Bioquark, a Philadelphia-based company, announced in late 2016 that they believe brain death is not 'irreversible'. According to the Daily Mail, CEO Ira Pastor has revealed they will soon be testing an
unprecedented stem cell method on patients in an unidentified country in
Latin America, confirming the details in the next few months.
To
be declared officially dead in the majority of countries, you have to
experience complete and irreversible loss of brain function, or 'brain
death'. According to Pastor, Bioquark
has developed a series of injections that can reboot the brain - and
they plan to try it out on humans this year.
They have no plans to test on animals first.
Medical science has tight protocols before experimentation can begin on humans. There must be peer review on research, animal trials, then clinical trials. At each stage of the process, the results are published and reviewed by authorities before permission can be granted to proceed. Here, the company is going straight to the end game without any factual foundation.
There is no precedent for what researchers plan to do. It may be a very expensive (the article did not say) method with no chance of success (but some families will pay anything in the hope of getting their loved ones back). So critics and cynics have raised concerns that the company is not going through normal protocols to test their theories before using human beings as test dummies. That is the reason why the medical boards in India stopped the company from doing work in that country.

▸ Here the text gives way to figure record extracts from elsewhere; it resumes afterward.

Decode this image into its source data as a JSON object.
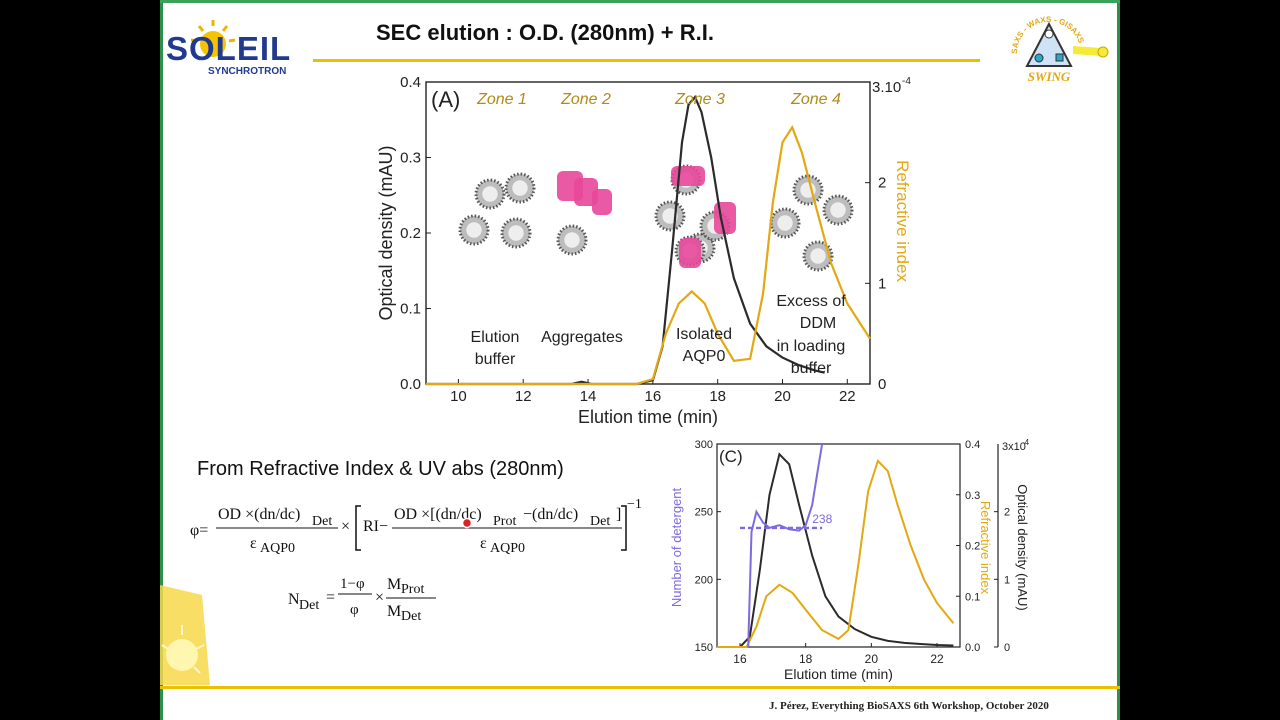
{
  "slide": {
    "title": "SEC elution : O.D. (280nm) + R.I.",
    "footer": "J. Pérez, Everything BioSAXS 6th Workshop, October 2020",
    "logo_left": {
      "main": "SOLEIL",
      "sub": "SYNCHROTRON"
    },
    "logo_right": {
      "name": "SWING",
      "ring": "SAXS - WAXS - GISAXS"
    },
    "colors": {
      "frame": "#2d8f4a",
      "rule": "#e8c200",
      "od_curve": "#2b2b2b",
      "ri_curve": "#e3a812",
      "detergent_curve": "#7e6ae0",
      "protein": "#e8479a"
    }
  },
  "figure_a": {
    "panel_label": "(A)",
    "zones": [
      "Zone 1",
      "Zone 2",
      "Zone 3",
      "Zone 4"
    ],
    "annotations": [
      "Elution",
      "buffer",
      "Aggregates",
      "Isolated",
      "AQP0",
      "Excess of",
      "DDM",
      "in loading",
      "buffer"
    ],
    "xlabel": "Elution time (min)",
    "ylabel_left": "Optical density (mAU)",
    "ylabel_right": "Refractive index",
    "x_ticks": [
      "10",
      "12",
      "14",
      "16",
      "18",
      "20",
      "22"
    ],
    "y_left_ticks": [
      "0.0",
      "0.1",
      "0.2",
      "0.3",
      "0.4"
    ],
    "y_right_ticks": [
      "0",
      "1",
      "2"
    ],
    "y_right_top": "3.10",
    "y_right_top_exp": "-4"
  },
  "figure_c": {
    "panel_label": "(C)",
    "xlabel": "Elution time (min)",
    "ylabel_left": "Number of detergent",
    "ylabel_mid": "Refractive index",
    "ylabel_right": "Optical density (mAU)",
    "x_ticks": [
      "16",
      "18",
      "20",
      "22"
    ],
    "y_left_ticks": [
      "150",
      "200",
      "250",
      "300"
    ],
    "y_mid_ticks": [
      "0",
      "1",
      "2"
    ],
    "y_mid_top": "3x10",
    "y_mid_top_exp": "-4",
    "y_right_ticks": [
      "0.0",
      "0.1",
      "0.2",
      "0.3",
      "0.4"
    ],
    "annotation": "238"
  },
  "equation": {
    "heading": "From Refractive Index & UV abs (280nm)",
    "phi": "φ=",
    "od_dn_dc": "OD ×(dn/dc)",
    "det": "Det",
    "eps": "ε",
    "aqp0": "AQP0",
    "times": "×",
    "ri": "RI−",
    "od_bracket": "OD ×[(dn/dc)",
    "prot": "Prot",
    "minus_dn_dc": "−(dn/dc)",
    "close": "]",
    "exp": "−1",
    "ndet": "N",
    "one_minus_phi": "1−φ",
    "phi_var": "φ",
    "mprot": "M",
    "mdet": "M"
  },
  "chart_data": [
    {
      "type": "line",
      "title": "",
      "xlabel": "Elution time (min)",
      "ylabel": "Optical density (mAU)",
      "y2label": "Refractive index",
      "xlim": [
        9,
        22.7
      ],
      "ylim": [
        0,
        0.4
      ],
      "y2lim": [
        0,
        3
      ],
      "series": [
        {
          "axis": "left",
          "x": [
            9.0,
            13.5,
            13.8,
            14.1,
            15.5,
            16.0,
            16.3,
            16.6,
            16.9,
            17.1,
            17.3,
            17.5,
            17.8,
            18.1,
            18.5,
            19.0,
            19.5,
            20.0,
            20.5,
            21.0,
            21.3
          ],
          "y": [
            0.0,
            0.0,
            0.003,
            0.0,
            0.0,
            0.005,
            0.05,
            0.18,
            0.32,
            0.37,
            0.38,
            0.36,
            0.3,
            0.22,
            0.14,
            0.08,
            0.05,
            0.035,
            0.025,
            0.018,
            0.015
          ]
        },
        {
          "axis": "right",
          "x": [
            9.0,
            15.5,
            16.0,
            16.4,
            16.8,
            17.2,
            17.6,
            18.0,
            18.5,
            19.0,
            19.4,
            19.7,
            20.0,
            20.3,
            20.6,
            21.0,
            21.5,
            22.0,
            22.7
          ],
          "y": [
            0.0,
            0.0,
            0.05,
            0.5,
            0.8,
            0.92,
            0.8,
            0.5,
            0.23,
            0.25,
            0.9,
            1.8,
            2.4,
            2.55,
            2.3,
            1.8,
            1.2,
            0.8,
            0.45
          ]
        }
      ]
    },
    {
      "type": "line",
      "title": "",
      "xlabel": "Elution time (min)",
      "ylabel": "Number of detergent",
      "y2label": "Refractive index",
      "y3label": "Optical density (mAU)",
      "xlim": [
        15.3,
        22.7
      ],
      "ylim": [
        150,
        300
      ],
      "y2lim": [
        0,
        3
      ],
      "y3lim": [
        0,
        0.4
      ],
      "series": [
        {
          "axis": "right_od",
          "x": [
            15.3,
            16.0,
            16.3,
            16.6,
            16.9,
            17.2,
            17.5,
            17.8,
            18.2,
            18.6,
            19.0,
            19.5,
            20.0,
            20.5,
            21.0,
            21.5,
            22.0,
            22.5
          ],
          "y": [
            0.0,
            0.0,
            0.02,
            0.15,
            0.3,
            0.38,
            0.36,
            0.28,
            0.18,
            0.1,
            0.06,
            0.035,
            0.02,
            0.012,
            0.008,
            0.006,
            0.004,
            0.003
          ]
        },
        {
          "axis": "ri",
          "x": [
            15.3,
            16.2,
            16.5,
            16.8,
            17.2,
            17.6,
            18.0,
            18.5,
            19.0,
            19.3,
            19.6,
            19.9,
            20.2,
            20.5,
            20.8,
            21.2,
            21.6,
            22.0,
            22.5
          ],
          "y": [
            0.0,
            0.0,
            0.3,
            0.75,
            0.92,
            0.8,
            0.55,
            0.25,
            0.12,
            0.25,
            1.2,
            2.3,
            2.75,
            2.6,
            2.1,
            1.5,
            1.0,
            0.65,
            0.35
          ]
        },
        {
          "axis": "left",
          "x": [
            16.25,
            16.35,
            16.5,
            16.7,
            16.9,
            17.2,
            17.5,
            17.8,
            18.0,
            18.2,
            18.35,
            18.5
          ],
          "y": [
            150,
            235,
            250,
            242,
            238,
            240,
            237,
            236,
            240,
            255,
            278,
            300
          ]
        },
        {
          "axis": "left",
          "dashed": true,
          "x": [
            16.0,
            18.5
          ],
          "y": [
            238,
            238
          ]
        }
      ]
    }
  ]
}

The ramifications of re-booting a brain dead patient can be severe. What if it only partially works and the patient only has minimum brain activity (such as in a deep coma state with no communication skills). Is that really a quality life? What if it does not activate brain memories, speech, eyesight or senses but merely pain? Then what happens to the patient? What are the unintended consequences of playing god?
It seems LOST also played fast and loose with medical ethics on the island. It used mind control and chemical weapons experimentation which hit its evil zenith after Ben's coup. The concept of immortality by regular brain reanimations is in the realm of science fiction. But there appears to be some researchers who dare to try it in real life.